The Celtics missed a chance to start the post-Auerbach era with a win. Auerbach, who won nine titles as a coach and seven more in the front office, died of a heart attack Saturday near his Washington home at the age of 89.
"We wanted to win so bad," Boston's Paul Pierce said. "We wanted to win for the fans. I was definitely emotional in my play."
Pierce, coming off the best of his previous seasons, almost made that happen with 29 points and 19 rebounds. But he missed eight of his 15 free throws, including four in the fourth quarter. Wally Szczerbiak added 21 points and Al Jefferson had 13.
"I thought we relied so heavily on Paul and guys stopped moving the ball," Boston coach Doc Rivers said. "And we just can't do that."

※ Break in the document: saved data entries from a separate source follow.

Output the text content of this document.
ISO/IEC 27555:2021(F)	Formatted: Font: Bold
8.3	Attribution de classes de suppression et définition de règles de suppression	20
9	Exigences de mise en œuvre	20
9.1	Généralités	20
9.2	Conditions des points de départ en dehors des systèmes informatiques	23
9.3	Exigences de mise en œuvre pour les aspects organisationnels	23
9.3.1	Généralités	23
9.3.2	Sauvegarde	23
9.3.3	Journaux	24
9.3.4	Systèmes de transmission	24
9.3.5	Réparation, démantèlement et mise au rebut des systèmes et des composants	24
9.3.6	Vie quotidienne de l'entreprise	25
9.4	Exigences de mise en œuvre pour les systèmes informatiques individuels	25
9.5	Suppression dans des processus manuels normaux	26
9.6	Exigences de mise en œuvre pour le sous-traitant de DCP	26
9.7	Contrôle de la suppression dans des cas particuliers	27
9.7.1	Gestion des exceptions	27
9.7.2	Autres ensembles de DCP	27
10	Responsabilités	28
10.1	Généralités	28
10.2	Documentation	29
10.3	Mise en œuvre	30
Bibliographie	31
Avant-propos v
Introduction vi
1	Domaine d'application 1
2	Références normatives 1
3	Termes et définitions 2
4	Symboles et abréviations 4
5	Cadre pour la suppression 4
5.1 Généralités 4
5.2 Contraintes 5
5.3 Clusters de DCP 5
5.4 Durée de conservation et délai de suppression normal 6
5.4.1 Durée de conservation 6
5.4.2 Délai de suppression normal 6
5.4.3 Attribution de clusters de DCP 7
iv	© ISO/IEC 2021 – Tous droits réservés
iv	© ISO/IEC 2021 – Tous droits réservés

Pierce played with a white headband with the number two on it, symbolizing the number the Celtics had retired in Auerbach's honor. All the Celtics had black shamrocks on their jerseys with the word "Red" in green, which they plan to wear all season.
Auerbach, who had seen all 56 previous Celtics season openers, had planned to attend.

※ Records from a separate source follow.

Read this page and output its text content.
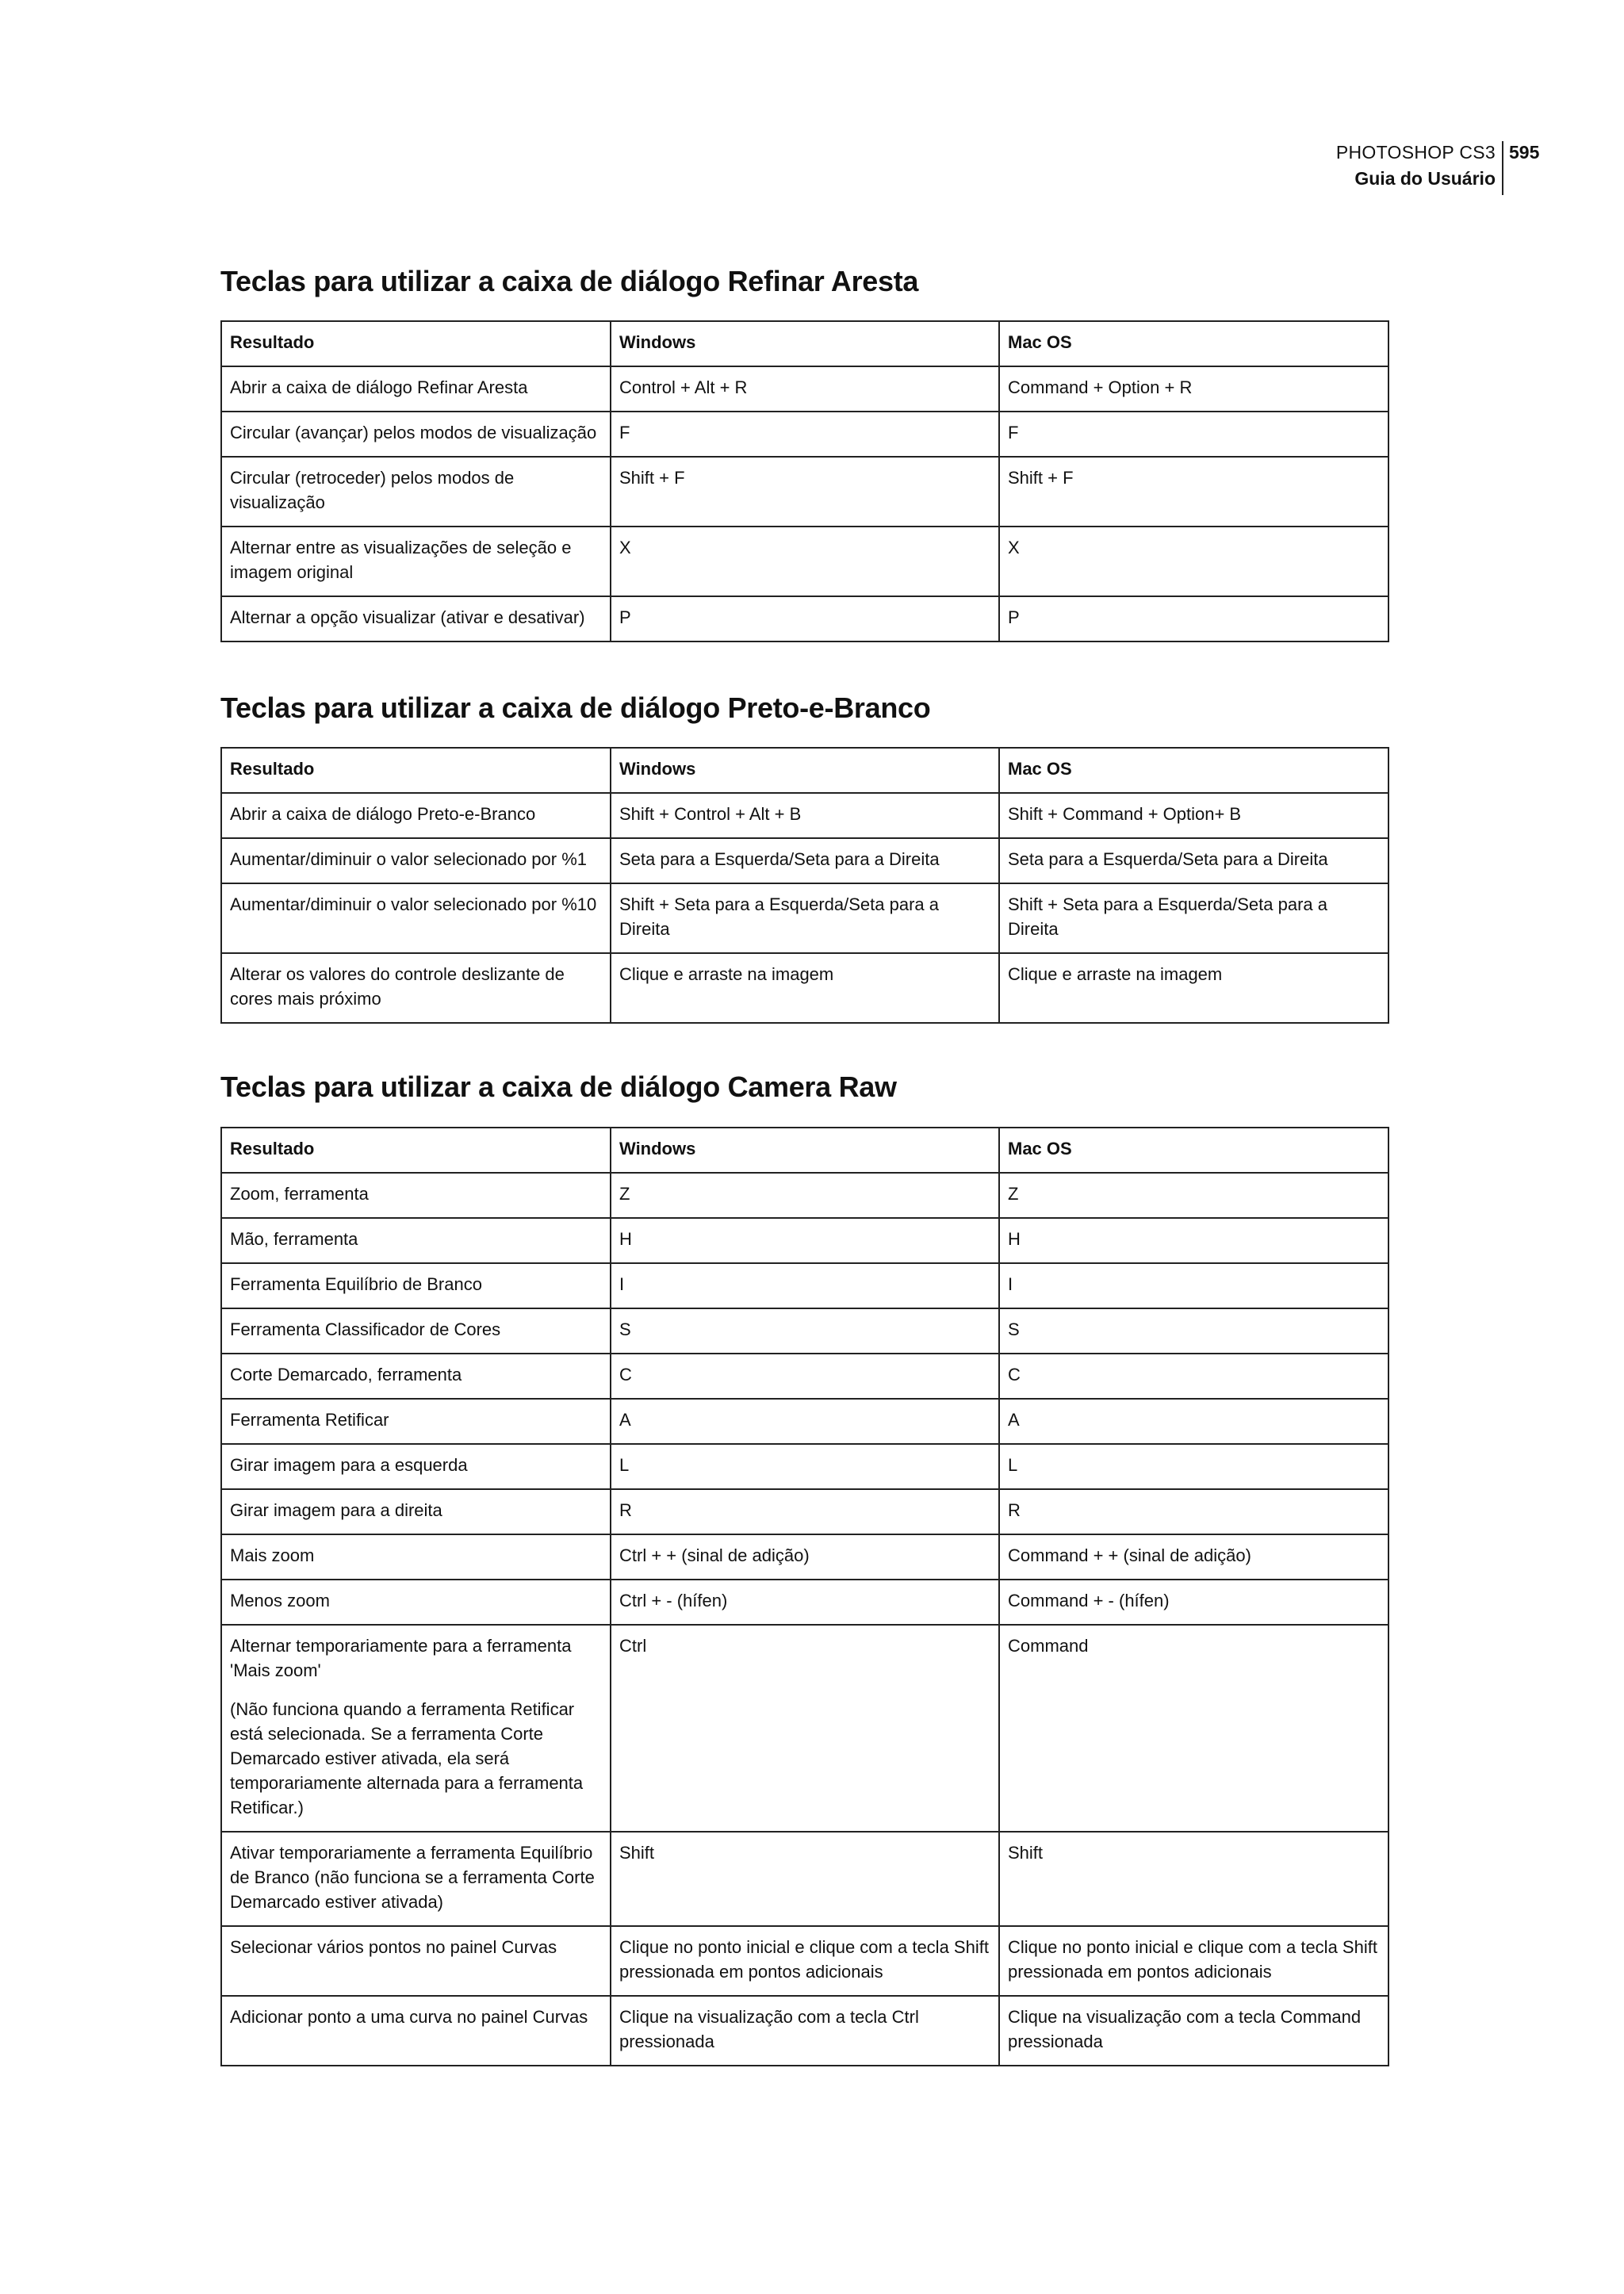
PHOTOSHOP CS3
Guia do Usuário
595
Teclas para utilizar a caixa de diálogo Refinar Aresta
Resultado	Windows	Mac OS

Abrir a caixa de diálogo Refinar Aresta	Control + Alt + R	Command + Option + R

Circular (avançar) pelos modos de visualização	F	F

Circular (retroceder) pelos modos de visualização	Shift + F	Shift + F

Alternar entre as visualizações de seleção e imagem original	X	X

Alternar a opção visualizar (ativar e desativar)	P	P
Teclas para utilizar a caixa de diálogo Preto-e-Branco
Resultado	Windows	Mac OS

Abrir a caixa de diálogo Preto-e-Branco	Shift + Control + Alt + B	Shift + Command + Option+ B

Aumentar/diminuir o valor selecionado por %1	Seta para a Esquerda/Seta para a Direita	Seta para a Esquerda/Seta para a Direita

Aumentar/diminuir o valor selecionado por %10	Shift + Seta para a Esquerda/Seta para a Direita	Shift + Seta para a Esquerda/Seta para a Direita

Alterar os valores do controle deslizante de cores mais próximo	Clique e arraste na imagem	Clique e arraste na imagem
Teclas para utilizar a caixa de diálogo Camera Raw
Resultado	Windows	Mac OS

Zoom, ferramenta	Z	Z

Mão, ferramenta	H	H

Ferramenta Equilíbrio de Branco	I	I

Ferramenta Classificador de Cores	S	S

Corte Demarcado, ferramenta	C	C

Ferramenta Retificar	A	A

Girar imagem para a esquerda	L	L

Girar imagem para a direita	R	R

Mais zoom	Ctrl + + (sinal de adição)	Command + + (sinal de adição)

Menos zoom	Ctrl + - (hífen)	Command + - (hífen)

Alternar temporariamente para a ferramenta 'Mais zoom'
(Não funciona quando a ferramenta Retificar está selecionada. Se a ferramenta Corte Demarcado estiver ativada, ela será temporariamente alternada para a ferramenta Retificar.)	Ctrl	Command

Ativar temporariamente a ferramenta Equilíbrio de Branco (não funciona se a ferramenta Corte Demarcado estiver ativada)	Shift	Shift

Selecionar vários pontos no painel Curvas	Clique no ponto inicial e clique com a tecla Shift pressionada em pontos adicionais	Clique no ponto inicial e clique com a tecla Shift pressionada em pontos adicionais

Adicionar ponto a uma curva no painel Curvas	Clique na visualização com a tecla Ctrl pressionada	Clique na visualização com a tecla Command pressionada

In a pre-game video, fans saw Auerbach holding one of the 16 championship trophies the Celtics won during his tenure - nine as a coach. But they haven't won another since 1986. And they don't appear to be close despite a recent influx of youth and athleticism.
Rivers said the Celtics have to trust themselves to take open shots and not depend on Pierce for scoring.
"I know guys, a lot of them haven't been in this position before," Rivers said, "but that's going to be what's going to make or break us down the stretch of games."
The stretch is exactly where the Hornets dominated.
Trailing 85-80, the Celtics cut the deficit to 85-84 with 2:31 left on a layup by Pierce and one free throw each by Szczerbiak and Jefferson. But Stojakovic hit a driving layup with 1:34 remaining.
He followed with a 20-foot jumper before Pierce made one of two free throws, cutting the lead to 89-85 with 37 seconds remaining.
"I want the ball in those situations," said Stojakovic, who had 11 points in his first game since being obtained from Indiana in the offseason. "I am still trying to figure out where to get my shots."
West's tip-in with 12 seconds remaining made it 91-85 to secure the victory.
Paul, whose 10 assists came in the first half, scored the Hornets' last 12 points of the third quarter as they took a 75-65 lead going into the fourth.
"In the second half he went from passing the ball to taking control and he went to the basket because he saw the way we were defending him," Boston's Ryan Gomes said.
Paul also saw the crowd cheering for the team Auerbach led for more than five decades.
"We had to come and make the first punch," he said, "because with all the adrenaline, had they jumped on us early, we wouldn't have a chance.''
Notes: Referee Bill Spooner pulled his right hamstring with 9:14 left in the second quarter and didn't return, leaving Bennie Adams and Bill Kennedy to handle the game. ... Several fans chastised the Hornets for warming up during a halftime ceremony featuring former Celtics Tommy Heinsohn, Jo Jo White and M.L. Carr reminiscing about Auerbach. One shouted, "Stop shooting show some respect.'' The players then stopped shooting until the discussion ended. ... Red Sox slugger David Ortiz attended the game.